Your resume’s story should be so clear and so compelling that readers will know right away whether or not they’d want to work with you.
What’s Your Story?
Instead of sitting down at your computer and typing out a resume, take a few hours — or even a few days — to write out a story about your career. Don’t let the story bounce from job to job or accomplishment to accomplishment; that’s not a story that anyone would want to read. Instead, make it more like a memoir in which you’re the main character. Let the ideas flow out, and don’t worry about it being edited or polished. After it’s finished, let it rest for 24 hours before you re-read it.
In her book “Body of Work: Finding the Thread That Ties Your Story Together,” career coach Pamela Slim suggests three main questions that can help you find the thread in your career story. Read through what you’ve written to find the answers to these questions.
What are Your Roots?
Your story should share something about what you value and why you do what you do.

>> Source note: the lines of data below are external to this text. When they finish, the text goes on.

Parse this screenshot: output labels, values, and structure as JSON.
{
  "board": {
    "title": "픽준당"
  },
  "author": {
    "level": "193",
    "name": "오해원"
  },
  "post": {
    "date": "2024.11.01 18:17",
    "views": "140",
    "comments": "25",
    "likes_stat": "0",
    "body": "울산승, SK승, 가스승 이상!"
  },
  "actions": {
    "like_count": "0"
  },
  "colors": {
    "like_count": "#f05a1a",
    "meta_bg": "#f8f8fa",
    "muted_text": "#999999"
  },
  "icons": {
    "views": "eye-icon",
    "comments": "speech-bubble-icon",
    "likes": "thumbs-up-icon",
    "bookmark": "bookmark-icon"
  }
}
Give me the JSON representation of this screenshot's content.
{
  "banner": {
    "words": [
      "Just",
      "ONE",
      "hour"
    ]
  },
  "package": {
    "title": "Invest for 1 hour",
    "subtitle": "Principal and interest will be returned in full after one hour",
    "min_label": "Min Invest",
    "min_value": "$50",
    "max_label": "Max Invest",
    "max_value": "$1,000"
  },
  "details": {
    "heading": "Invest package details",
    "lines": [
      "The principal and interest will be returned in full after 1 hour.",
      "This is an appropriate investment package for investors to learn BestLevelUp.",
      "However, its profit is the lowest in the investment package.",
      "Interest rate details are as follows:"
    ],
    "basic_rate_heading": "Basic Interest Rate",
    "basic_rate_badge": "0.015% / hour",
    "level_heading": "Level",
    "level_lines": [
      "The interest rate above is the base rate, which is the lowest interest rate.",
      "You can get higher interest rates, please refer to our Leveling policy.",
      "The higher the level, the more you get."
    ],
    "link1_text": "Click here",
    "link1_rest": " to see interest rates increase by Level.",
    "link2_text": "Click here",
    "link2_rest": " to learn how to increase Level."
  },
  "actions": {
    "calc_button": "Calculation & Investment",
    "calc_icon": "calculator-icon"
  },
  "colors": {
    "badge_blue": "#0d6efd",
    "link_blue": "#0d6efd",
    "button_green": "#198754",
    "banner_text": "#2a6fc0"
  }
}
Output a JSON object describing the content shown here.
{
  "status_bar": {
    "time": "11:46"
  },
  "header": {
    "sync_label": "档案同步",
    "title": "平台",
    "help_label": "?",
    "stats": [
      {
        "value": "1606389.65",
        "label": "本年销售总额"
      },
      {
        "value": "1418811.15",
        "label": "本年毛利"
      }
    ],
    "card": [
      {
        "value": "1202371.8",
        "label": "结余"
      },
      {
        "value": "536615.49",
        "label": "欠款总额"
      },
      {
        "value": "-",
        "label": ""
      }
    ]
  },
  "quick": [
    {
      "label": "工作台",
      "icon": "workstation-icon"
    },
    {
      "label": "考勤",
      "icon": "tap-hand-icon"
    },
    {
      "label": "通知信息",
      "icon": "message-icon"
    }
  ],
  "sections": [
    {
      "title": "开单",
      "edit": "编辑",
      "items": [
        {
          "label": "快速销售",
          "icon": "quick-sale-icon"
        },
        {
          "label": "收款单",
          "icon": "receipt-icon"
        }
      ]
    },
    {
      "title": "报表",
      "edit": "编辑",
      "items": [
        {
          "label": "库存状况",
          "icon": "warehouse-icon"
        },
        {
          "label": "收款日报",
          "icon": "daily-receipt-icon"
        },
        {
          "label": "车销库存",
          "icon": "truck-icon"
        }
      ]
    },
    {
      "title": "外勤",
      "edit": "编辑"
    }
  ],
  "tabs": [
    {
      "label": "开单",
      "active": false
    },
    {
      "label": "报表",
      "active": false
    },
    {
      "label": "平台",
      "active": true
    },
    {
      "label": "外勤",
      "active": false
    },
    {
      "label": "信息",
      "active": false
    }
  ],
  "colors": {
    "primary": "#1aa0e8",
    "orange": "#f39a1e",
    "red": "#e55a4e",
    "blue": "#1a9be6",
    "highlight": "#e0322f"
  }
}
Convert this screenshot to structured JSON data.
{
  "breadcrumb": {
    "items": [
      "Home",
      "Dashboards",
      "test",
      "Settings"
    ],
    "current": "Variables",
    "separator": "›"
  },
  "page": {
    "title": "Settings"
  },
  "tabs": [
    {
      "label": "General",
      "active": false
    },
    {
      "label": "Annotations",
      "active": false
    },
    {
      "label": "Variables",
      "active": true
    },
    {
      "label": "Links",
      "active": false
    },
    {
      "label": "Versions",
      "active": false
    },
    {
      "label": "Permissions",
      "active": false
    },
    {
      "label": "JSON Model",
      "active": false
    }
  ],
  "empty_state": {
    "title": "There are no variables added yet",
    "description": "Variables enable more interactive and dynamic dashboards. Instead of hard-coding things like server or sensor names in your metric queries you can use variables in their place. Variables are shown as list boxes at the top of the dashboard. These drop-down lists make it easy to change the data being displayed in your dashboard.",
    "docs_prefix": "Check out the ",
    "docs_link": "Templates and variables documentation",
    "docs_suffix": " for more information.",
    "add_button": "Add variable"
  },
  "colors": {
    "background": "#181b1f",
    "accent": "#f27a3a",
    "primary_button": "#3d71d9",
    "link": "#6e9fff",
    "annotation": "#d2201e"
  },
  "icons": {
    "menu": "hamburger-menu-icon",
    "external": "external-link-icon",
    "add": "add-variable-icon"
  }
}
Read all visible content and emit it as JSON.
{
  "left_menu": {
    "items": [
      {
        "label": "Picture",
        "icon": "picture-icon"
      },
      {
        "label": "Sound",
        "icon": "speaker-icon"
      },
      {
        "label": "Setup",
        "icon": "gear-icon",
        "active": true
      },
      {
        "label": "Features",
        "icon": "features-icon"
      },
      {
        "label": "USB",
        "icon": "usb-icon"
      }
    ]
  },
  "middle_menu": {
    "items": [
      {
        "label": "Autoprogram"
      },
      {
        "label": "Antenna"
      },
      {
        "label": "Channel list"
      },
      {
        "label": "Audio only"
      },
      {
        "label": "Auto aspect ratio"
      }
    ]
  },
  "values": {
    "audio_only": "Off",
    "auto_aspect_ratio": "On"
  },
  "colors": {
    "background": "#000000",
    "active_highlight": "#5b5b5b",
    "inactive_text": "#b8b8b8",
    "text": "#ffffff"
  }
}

Maybe you want to pursue this career because of something you learned in college, a professor who inspired you, a volunteer experience, or a passion you’ve had since childhood.
In addition to thinking about where you’ve come from, look at what you want to accomplish in your work. Identify who you want to help, what’s driving you emotionally, and how you’d like to change your corner of the world.
What Are Your Ingredients?
Every person possesses a unique set of skills, experience, history, and ideas. Your story should discuss the ingredients that you bring to your career and explain why those ingredients are important. As you write your story, you might discover that you’re missing some things you need to meet your career goals, and that’s okay. There’s always time to finish your bachelor’s degree, get a certification, or add a skill that you’ll need for your ideal job.
How Do You Like to Work?
When we’re kids, we often think of careers in terms of college majors. When we’re asked what we want to be when we grow up, we answer with a noun: doctor, accountant, psychologist, and so on. However, as adults, many people discover that career satisfaction depends more on enjoying how they work. Your story isn’t complete if you haven’t identified how you like to work.
For some people, happiness at work revolves around the setting. These people prefer to work in groups or work alone, or they have an ideal work environment: a traditional office, outdoors, a busy retail store, a garage, or a home office. For others, the tasks they do at work matter more than anything else. They like working with numbers, giving advice, solving problems, or closing a big sale. Instead of asking yourself what you want to be when you grow up, as yourself how you’d like to work when you grow up. Instead of aiming for a job title — the noun — apply for positions that let you work the way you want to work.
Turn the Story Into a Resume
Include a summary at the top of your resume that contains three bullet points. Each point should explain what drives you, what you contribute, and how you like to work. Then, as you list your skills and on-the-job accomplishments, make sure you explain how every ingredient — your education, your experience, your personality traits — has created the person you described in your summary.
When your resume is less of a list and more of a story, the right hiring manager will read your story and think, “I could see myself working with this person.” Your working relationship begins even before you get your first interview question. If a hiring manager can’t see herself working with you, keep submitting resumes elsewhere. Eventually, someone who likes your story will offer you an interview.